第2章 手と声と顔と
大野side
「…だいじょーぶ?大野…さん?」
名前を呼ばれて、恐怖から解放されたのかその場に座り込んでしまった。
「わわ、大野さんっ。大丈夫!?」
智「あ、は、ぁ大丈夫です」
「立てます?手貸しますよ?」
智「すみません。あ、ありがとうございます」
「いえいえ。はい」
智「…!?」
握られた手はあの手。
そう、あの時あのレストランで握手した
“かず”さんの手だった。
俺は握られた手をただただ見つめていた。
和「怪我とかないですよね」
智「……」
和「あの…」
智「あ!はい、な、ないですどこも!」
和「ふふっなら良かった」
智「あの、ありがとうございました!助かりました。

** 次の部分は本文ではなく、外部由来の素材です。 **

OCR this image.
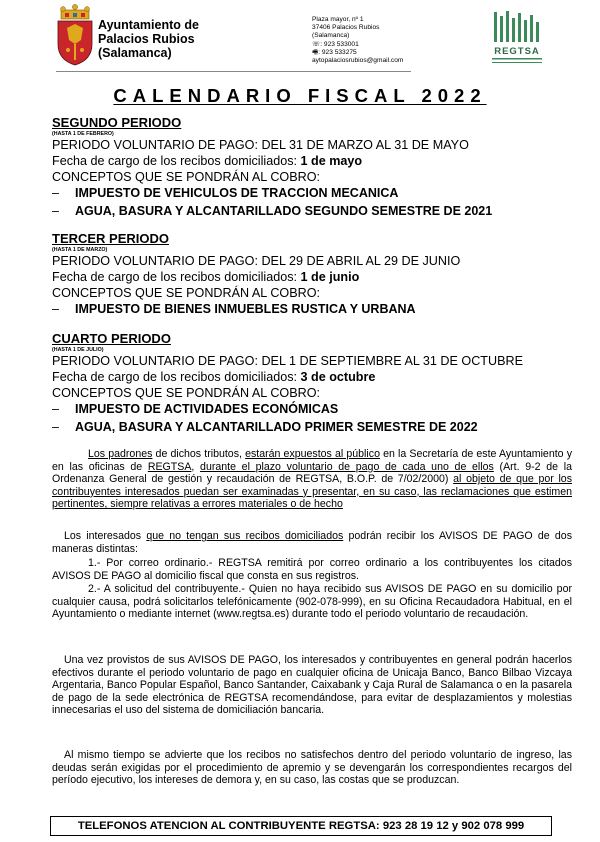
Ayuntamiento de
Palacios Rubios
(Salamanca)
Plaza mayor, nº 1
37406 Palacios Rubios
(Salamanca)
☏: 923 533001
🖷: 923 533275
aytopalaciosrubios@gmail.com
REGTSA
CALENDARIO FISCAL 2022
SEGUNDO PERIODO
(HASTA 1 DE FEBRERO)
PERIODO VOLUNTARIO DE PAGO: DEL 31 DE MARZO AL 31 DE MAYO
Fecha de cargo de los recibos domiciliados: 1 de mayo
CONCEPTOS QUE SE PONDRÁN AL COBRO:
– IMPUESTO DE VEHICULOS DE TRACCION MECANICA
– AGUA, BASURA Y ALCANTARILLADO SEGUNDO SEMESTRE DE 2021
TERCER PERIODO
(HASTA 1 DE MARZO)
PERIODO VOLUNTARIO DE PAGO: DEL 29 DE ABRIL AL 29 DE JUNIO
Fecha de cargo de los recibos domiciliados: 1 de junio
CONCEPTOS QUE SE PONDRÁN AL COBRO:
– IMPUESTO DE BIENES INMUEBLES RUSTICA Y URBANA
CUARTO PERIODO
(HASTA 1 DE JULIO)
PERIODO VOLUNTARIO DE PAGO: DEL 1 DE SEPTIEMBRE AL 31 DE OCTUBRE
Fecha de cargo de los recibos domiciliados: 3 de octubre
CONCEPTOS QUE SE PONDRÁN AL COBRO:
– IMPUESTO DE ACTIVIDADES ECONÓMICAS
– AGUA, BASURA Y ALCANTARILLADO PRIMER SEMESTRE DE 2022
Los padrones de dichos tributos, estarán expuestos al público en la Secretaría de este Ayuntamiento y en las oficinas de REGTSA, durante el plazo voluntario de pago de cada uno de ellos (Art. 9-2 de la Ordenanza General de gestión y recaudación de REGTSA, B.O.P. de 7/02/2000) al objeto de que por los contribuyentes interesados puedan ser examinadas y presentar, en su caso, las reclamaciones que estimen pertinentes, siempre relativas a errores materiales o de hecho
Los interesados que no tengan sus recibos domiciliados podrán recibir los AVISOS DE PAGO de dos maneras distintas:
1.- Por correo ordinario.- REGTSA remitirá por correo ordinario a los contribuyentes los citados AVISOS DE PAGO al domicilio fiscal que consta en sus registros.
2.- A solicitud del contribuyente.- Quien no haya recibido sus AVISOS DE PAGO en su domicilio por cualquier causa, podrá solicitarlos telefónicamente (902-078-999), en su Oficina Recaudadora Habitual, en el Ayuntamiento o mediante internet (www.regtsa.es) durante todo el periodo voluntario de recaudación.
Una vez provistos de sus AVISOS DE PAGO, los interesados y contribuyentes en general podrán hacerlos efectivos durante el periodo voluntario de pago en cualquier oficina de Unicaja Banco, Banco Bilbao Vizcaya Argentaria, Banco Popular Español, Banco Santander, Caixabank y Caja Rural de Salamanca o en la pasarela de pago de la sede electrónica de REGTSA recomendándose, para evitar de desplazamientos y molestias innecesarias el uso del sistema de domiciliación bancaria.
Al mismo tiempo se advierte que los recibos no satisfechos dentro del periodo voluntario de ingreso, las deudas serán exigidas por el procedimiento de apremio y se devengarán los correspondientes recargos del período ejecutivo, los intereses de demora y, en su caso, las costas que se produzcan.
TELEFONOS ATENCION AL CONTRIBUYENTE REGTSA: 923 28 19 12 y 902 078 999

」
和「いえいえ…あ、あの…」
智「名前!」
和「へ?」
智「あ、改めてお礼をしたいのでお、お名前とできれば連絡先も教えていただきたいのですが…」
和「別にお礼なんてそんな大したことじゃ…」
智「お願い!…します」
和「は、はぁ…二宮和也といいます連絡先はこの紙に・・・」
智「すみません。ありがとうございます」
和「それじゃあ失礼します」
必死すぎたかな?とは言えあれこれ理由を付けてかずさんの名前と連絡先を教えて貰った。
もっと話をしてみたい。
俺の話を聞いてほしい。
初めてだった。
目が見えないというハンデのせいか
初めて会う人や赤の他人にはある程度の距離を持って接しようという思いがあるのに
二宮さんにはそれがなかった。
むしろもっと知りたい。俺を知ってほしい。そんな感情が芽生えていた。
智「二宮和也さん…かぁ…」
家に帰ってからもあの優しい手と声のことばかり考えていた。